Mutharika collapsed and died on Thursday due to heart attack and few of Malawian people are mourning him as they regarded him as a dictator responsible for country’s economic meltdown.
However in a statement sent to the media on Saturday by Mugabe’s office the Zimbabwe leader who has not been seen in public since last Saturday said Mutharika’s death shocked him a lot.
“I learnt with a deep sense of shock and disbelief of the sudden death of His Excellency Bingu wa Mutharika. His untimely death touched me in the most personal way. Together we explored ways of defending our economies and countries against illegal sanctions imposed on us by the West,” said Mugabe who is said to be searching for a University place for his child in Singapore.
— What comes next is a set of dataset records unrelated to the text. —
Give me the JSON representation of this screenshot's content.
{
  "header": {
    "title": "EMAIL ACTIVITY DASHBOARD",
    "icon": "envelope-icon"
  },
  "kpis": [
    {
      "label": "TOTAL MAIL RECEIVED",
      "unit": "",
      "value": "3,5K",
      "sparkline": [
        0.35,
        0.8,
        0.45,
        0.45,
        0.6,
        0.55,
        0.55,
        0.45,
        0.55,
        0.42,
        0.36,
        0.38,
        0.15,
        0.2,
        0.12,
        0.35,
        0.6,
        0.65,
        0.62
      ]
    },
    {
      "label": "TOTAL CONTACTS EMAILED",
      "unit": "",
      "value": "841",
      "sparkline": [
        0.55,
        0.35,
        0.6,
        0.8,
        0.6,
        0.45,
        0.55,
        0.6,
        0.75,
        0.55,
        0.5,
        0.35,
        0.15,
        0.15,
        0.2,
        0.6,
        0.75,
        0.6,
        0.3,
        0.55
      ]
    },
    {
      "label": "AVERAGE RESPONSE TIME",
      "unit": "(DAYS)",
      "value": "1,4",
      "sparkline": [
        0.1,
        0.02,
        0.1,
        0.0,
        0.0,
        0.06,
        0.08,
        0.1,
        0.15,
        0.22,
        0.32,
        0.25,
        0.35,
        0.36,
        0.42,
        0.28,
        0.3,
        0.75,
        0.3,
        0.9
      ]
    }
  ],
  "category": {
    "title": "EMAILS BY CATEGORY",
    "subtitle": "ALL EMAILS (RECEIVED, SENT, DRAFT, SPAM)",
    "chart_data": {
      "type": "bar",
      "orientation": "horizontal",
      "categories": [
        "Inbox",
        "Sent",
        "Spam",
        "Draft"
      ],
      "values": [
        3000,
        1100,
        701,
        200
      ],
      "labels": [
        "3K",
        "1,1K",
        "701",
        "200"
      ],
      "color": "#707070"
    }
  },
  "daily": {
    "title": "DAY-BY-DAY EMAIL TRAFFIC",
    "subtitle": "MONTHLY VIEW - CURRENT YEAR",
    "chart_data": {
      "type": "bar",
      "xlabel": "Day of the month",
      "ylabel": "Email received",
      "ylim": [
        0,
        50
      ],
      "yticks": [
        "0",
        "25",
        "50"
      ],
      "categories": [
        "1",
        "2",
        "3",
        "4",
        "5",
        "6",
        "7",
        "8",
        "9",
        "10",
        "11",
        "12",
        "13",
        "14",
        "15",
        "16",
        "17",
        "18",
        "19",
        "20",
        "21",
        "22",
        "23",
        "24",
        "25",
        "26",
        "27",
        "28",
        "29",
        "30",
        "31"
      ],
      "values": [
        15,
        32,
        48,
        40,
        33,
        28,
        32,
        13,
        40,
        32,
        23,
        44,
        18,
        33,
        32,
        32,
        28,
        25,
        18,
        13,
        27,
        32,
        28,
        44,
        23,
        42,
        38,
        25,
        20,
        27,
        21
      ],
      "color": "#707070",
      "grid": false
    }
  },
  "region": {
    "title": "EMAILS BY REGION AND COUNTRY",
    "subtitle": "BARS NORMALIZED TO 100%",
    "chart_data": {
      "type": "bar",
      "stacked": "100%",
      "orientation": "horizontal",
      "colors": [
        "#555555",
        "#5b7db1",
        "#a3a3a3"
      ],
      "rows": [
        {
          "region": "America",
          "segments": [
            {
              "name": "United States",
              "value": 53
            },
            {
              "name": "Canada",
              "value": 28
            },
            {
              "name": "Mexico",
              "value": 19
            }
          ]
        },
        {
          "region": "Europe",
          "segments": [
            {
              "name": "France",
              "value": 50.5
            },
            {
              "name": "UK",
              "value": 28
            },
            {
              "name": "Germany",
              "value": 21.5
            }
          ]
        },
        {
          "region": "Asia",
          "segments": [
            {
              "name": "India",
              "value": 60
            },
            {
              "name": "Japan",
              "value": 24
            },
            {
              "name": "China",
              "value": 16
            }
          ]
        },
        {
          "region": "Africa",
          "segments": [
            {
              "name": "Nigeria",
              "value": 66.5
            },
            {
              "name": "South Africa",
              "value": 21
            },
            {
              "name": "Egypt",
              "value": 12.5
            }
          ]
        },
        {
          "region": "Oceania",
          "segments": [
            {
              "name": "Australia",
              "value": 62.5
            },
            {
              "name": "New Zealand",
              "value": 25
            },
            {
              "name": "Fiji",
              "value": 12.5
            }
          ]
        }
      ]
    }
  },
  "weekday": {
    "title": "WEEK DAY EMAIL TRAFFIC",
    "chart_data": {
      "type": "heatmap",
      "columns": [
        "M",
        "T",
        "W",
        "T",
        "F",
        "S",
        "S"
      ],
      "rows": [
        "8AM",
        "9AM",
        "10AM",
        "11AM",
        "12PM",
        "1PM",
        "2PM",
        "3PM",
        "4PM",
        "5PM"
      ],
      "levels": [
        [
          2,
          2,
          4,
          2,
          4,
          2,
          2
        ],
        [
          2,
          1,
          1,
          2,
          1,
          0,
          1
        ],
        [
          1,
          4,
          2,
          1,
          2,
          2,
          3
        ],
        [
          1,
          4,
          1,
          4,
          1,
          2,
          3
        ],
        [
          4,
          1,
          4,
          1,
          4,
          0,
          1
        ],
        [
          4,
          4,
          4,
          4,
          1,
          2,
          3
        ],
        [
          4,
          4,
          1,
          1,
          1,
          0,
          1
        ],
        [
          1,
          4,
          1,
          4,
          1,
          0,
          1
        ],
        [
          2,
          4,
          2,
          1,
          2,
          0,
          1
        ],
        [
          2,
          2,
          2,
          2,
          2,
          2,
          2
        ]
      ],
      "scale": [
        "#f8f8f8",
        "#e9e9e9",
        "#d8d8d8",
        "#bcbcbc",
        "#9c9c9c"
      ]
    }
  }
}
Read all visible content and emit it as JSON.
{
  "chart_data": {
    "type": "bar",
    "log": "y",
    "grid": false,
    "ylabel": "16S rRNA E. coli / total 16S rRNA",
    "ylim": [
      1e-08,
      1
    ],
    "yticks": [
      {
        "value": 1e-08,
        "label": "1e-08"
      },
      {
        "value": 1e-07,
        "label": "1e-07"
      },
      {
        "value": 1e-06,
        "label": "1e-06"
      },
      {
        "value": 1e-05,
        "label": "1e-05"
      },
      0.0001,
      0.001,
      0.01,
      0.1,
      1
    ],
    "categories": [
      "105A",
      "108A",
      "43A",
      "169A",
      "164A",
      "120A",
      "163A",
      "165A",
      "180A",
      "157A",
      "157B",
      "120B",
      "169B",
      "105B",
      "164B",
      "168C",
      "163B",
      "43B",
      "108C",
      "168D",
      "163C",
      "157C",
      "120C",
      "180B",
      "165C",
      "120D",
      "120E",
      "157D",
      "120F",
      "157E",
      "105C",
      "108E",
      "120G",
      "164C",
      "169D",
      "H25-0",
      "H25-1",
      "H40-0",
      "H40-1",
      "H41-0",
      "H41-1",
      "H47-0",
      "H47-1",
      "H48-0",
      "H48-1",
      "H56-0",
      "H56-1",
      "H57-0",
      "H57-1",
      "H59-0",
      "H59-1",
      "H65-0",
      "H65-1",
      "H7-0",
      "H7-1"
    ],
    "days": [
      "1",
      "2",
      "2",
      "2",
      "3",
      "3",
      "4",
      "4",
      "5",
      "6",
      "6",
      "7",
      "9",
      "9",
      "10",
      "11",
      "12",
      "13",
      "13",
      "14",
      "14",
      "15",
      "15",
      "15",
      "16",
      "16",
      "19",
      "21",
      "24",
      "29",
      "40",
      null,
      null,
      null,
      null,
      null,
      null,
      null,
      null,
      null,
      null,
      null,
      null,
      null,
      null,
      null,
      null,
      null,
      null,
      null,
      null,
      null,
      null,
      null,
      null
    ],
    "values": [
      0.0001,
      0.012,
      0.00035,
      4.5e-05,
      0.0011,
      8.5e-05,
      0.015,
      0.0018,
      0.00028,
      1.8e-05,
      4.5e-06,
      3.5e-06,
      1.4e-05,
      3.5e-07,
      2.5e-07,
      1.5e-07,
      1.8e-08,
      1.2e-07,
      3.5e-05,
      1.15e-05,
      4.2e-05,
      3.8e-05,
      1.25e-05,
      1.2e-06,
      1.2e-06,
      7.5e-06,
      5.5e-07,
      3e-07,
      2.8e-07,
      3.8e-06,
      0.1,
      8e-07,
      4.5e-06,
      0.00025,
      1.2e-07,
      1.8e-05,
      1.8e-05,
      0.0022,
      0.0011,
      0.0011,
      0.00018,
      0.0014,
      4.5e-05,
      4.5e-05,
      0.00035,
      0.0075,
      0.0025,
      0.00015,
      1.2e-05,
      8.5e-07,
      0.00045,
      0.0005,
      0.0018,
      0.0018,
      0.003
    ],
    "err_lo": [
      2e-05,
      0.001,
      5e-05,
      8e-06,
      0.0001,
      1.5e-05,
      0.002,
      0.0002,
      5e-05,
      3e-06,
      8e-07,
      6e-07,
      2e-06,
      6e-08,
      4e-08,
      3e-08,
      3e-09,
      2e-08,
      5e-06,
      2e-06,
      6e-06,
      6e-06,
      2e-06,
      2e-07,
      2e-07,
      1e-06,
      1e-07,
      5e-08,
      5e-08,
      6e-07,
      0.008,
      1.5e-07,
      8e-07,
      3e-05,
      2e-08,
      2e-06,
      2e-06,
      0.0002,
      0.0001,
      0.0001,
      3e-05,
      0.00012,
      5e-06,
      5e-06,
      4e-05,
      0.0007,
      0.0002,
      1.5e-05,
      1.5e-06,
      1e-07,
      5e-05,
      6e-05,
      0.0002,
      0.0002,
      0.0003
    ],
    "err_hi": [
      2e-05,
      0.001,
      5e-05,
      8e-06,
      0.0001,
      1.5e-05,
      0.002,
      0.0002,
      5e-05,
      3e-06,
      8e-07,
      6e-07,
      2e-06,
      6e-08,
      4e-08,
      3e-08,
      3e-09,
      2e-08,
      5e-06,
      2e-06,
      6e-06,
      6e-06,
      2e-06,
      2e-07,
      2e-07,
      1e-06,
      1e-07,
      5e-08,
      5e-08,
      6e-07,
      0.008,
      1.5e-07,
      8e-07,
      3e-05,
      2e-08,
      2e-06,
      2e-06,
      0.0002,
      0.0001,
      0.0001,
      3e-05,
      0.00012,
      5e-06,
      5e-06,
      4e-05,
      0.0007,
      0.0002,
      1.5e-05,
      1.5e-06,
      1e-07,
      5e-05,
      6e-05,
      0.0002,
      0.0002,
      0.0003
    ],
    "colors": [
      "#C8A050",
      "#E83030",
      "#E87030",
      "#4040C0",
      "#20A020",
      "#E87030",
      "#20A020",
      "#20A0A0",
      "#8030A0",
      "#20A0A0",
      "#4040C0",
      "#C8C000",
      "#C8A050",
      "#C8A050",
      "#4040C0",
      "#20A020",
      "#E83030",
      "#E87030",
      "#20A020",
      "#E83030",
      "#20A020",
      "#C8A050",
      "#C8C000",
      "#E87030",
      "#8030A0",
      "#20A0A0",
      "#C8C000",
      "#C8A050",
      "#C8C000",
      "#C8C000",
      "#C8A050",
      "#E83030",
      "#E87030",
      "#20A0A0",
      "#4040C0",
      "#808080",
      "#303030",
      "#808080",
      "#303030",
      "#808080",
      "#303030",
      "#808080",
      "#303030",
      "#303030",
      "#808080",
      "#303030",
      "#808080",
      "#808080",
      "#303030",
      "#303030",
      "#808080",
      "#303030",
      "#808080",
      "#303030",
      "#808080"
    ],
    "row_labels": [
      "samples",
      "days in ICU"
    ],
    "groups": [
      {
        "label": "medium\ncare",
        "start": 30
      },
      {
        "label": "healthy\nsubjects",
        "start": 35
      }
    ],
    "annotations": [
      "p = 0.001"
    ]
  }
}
The European Union, alongside the United States, Australia, Switzerland and New Zealand imposed targeted sanctions on Mugabe and his top military, ruling and business associates a decade ago as punishment for allegedly stealing elections, perpetuating human rights violations and failure to uphold the rule of law.
Mugabe added: “Bingu will be sorely missed by Africa, especially so by all of us in Sadc and Comesa, the two sub-regional groupings he served with unsurpassed dedication.”
Mutharika was the President of Malawi since 2004 until his death on Thursday. He was also leader of Democratic Progressive Party and had already served two terms but he extended it and caused a constitutional crisis in Malawi.
Prominent women’s rights campaigner Joyce Banda was sworn in as Malawi’s president on Saturday to succeed Mutharika in terms of the country’s constitution.
Banda called for unity among Malawians and declared 10 days for mourning Mutharika.
Banda had appeared at a news conference early on Saturday to dispel fears of a succession struggle after Mutharika’s death on Thursday. She is expected to run the country until scheduled elections take place in 2014.